I would love a headshot like this.

As with Al Pacino in Scarface and Carlito's Way, Muni's accent sounds acceptable until he's paired with a real Latino; then you immediately discover the artifice. In fact, he sounds like Tony Camonte, his Italian character in the original Scarface from two years earlier -- which is to say, not Italian. Or Mexican, either. In fact, I still can't figure out what accent he's doing.



Muni was still considered ***A GREAT ACTOR!*** at the time of his death in 1967, even though he made his final movie almost a decade earlier. So it's  something of a surprise that most of his performances are delivered with a slice of ham -- or, to be fair, a dose of theatricality. Like his Warners colleague George Arliss (with whom, early on, he shared the honorific "Mr." in movie credits), Muni was considered one of the premiere stage actors of his time. Arliss, however, learned to act for the movies while Muni never quite shook his stage training. While he's often entertaining, be appears to be telling us, Look at me! Now this is acting!


Paul Muni meets his match twice over.
In Bordertown, though, Muni goes toe to toe with Bette Davis. Eyes popping out like golf balls, brandishing a sick smile that rivals that of Charles Manson's groupies, speaking her lines as if she's just downed a couple tablets of speed, Davis chews the scenery as if she hadn't eaten in weeks. And as Charlie Roark, Eugene Pallette's steals every scene from Muni by notching up his already scratchy bullfrog voice enough to make it sound like he's snacking on barbed wire between takes.
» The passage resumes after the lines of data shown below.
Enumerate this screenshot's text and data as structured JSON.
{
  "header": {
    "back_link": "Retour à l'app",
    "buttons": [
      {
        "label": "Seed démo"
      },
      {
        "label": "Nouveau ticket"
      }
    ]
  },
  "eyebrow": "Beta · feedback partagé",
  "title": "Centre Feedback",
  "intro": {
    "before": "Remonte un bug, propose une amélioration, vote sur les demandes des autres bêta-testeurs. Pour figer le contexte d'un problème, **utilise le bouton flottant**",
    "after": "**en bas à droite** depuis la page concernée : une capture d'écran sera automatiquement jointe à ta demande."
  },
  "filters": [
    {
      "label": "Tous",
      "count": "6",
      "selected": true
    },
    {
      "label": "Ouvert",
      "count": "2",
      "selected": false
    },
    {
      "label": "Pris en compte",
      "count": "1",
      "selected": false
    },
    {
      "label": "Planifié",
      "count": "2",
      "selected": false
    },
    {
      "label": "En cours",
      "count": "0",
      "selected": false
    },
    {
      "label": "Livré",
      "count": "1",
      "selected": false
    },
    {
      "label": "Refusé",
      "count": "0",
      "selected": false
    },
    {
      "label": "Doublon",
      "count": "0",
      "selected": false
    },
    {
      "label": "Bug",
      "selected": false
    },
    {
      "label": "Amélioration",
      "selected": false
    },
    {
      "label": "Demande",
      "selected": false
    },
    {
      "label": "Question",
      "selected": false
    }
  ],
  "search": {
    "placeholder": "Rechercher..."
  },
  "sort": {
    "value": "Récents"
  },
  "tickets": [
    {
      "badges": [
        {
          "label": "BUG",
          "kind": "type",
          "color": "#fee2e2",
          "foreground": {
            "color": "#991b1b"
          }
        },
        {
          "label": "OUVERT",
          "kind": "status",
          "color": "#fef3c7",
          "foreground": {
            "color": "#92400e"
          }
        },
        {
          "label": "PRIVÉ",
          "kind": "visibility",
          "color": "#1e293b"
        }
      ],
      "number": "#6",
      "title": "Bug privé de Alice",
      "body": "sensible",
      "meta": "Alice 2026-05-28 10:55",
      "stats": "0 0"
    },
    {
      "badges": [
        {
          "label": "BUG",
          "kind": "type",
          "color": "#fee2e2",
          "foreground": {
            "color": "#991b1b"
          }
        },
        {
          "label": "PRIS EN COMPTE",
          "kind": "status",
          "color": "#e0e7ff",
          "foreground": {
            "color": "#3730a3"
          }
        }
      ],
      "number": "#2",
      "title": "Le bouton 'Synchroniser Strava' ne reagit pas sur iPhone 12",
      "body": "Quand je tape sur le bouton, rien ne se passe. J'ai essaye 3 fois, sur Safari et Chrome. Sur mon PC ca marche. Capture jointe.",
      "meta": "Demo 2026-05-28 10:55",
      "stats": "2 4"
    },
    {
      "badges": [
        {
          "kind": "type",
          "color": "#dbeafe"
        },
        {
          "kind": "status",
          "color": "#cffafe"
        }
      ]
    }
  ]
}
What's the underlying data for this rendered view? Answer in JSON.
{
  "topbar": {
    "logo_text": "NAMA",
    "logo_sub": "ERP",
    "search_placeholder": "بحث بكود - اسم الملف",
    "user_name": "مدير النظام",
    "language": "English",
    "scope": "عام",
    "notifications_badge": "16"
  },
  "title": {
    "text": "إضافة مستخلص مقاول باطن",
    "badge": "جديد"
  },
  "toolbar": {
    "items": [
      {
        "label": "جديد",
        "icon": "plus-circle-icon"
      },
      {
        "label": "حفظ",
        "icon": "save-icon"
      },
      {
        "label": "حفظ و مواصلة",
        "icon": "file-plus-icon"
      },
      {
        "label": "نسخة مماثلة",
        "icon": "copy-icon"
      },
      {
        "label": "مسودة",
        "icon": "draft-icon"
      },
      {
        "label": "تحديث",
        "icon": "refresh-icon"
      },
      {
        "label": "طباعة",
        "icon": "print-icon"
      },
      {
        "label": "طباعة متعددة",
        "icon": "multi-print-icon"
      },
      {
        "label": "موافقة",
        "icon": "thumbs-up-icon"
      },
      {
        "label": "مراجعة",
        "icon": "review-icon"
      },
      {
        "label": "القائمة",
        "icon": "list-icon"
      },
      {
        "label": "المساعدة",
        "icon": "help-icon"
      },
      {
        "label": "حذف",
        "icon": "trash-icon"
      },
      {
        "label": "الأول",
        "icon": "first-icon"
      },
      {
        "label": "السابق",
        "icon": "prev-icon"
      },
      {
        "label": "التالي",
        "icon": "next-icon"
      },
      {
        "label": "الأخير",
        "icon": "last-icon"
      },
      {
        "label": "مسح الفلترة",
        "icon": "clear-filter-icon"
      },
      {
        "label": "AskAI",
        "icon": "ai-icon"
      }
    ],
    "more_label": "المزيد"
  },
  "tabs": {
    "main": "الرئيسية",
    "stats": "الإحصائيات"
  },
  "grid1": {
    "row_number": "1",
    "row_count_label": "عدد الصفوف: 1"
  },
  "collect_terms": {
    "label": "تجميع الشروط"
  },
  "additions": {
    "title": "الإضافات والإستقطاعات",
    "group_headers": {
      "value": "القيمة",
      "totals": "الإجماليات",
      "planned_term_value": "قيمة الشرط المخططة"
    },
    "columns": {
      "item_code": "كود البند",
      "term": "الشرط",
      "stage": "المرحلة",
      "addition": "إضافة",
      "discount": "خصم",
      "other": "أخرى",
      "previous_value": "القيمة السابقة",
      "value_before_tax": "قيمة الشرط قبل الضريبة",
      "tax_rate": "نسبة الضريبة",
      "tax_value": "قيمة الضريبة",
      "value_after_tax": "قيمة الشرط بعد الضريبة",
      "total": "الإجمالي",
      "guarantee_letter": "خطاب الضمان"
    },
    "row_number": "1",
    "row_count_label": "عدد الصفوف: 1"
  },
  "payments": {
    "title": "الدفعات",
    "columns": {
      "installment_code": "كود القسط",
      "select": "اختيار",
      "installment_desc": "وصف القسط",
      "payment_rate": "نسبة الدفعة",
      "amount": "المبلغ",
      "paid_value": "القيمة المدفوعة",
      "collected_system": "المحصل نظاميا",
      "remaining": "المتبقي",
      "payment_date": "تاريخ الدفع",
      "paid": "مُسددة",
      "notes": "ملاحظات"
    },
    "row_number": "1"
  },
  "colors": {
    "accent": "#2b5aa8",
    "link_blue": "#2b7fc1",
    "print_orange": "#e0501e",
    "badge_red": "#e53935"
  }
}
Only Margaret Lindsay, playing the allegedly classy Dale Ewell, keeps it lowkey throughout -- that is, until informing Johnny that he isn't her type -- then she goes haywire and walks in front of a speeding car. It's interesting to speculate if audiences at the time thought it a better fate than being married to a Mexican. Thank God the U.S.A. has evolved from those pre-enlightened times, right? Right?!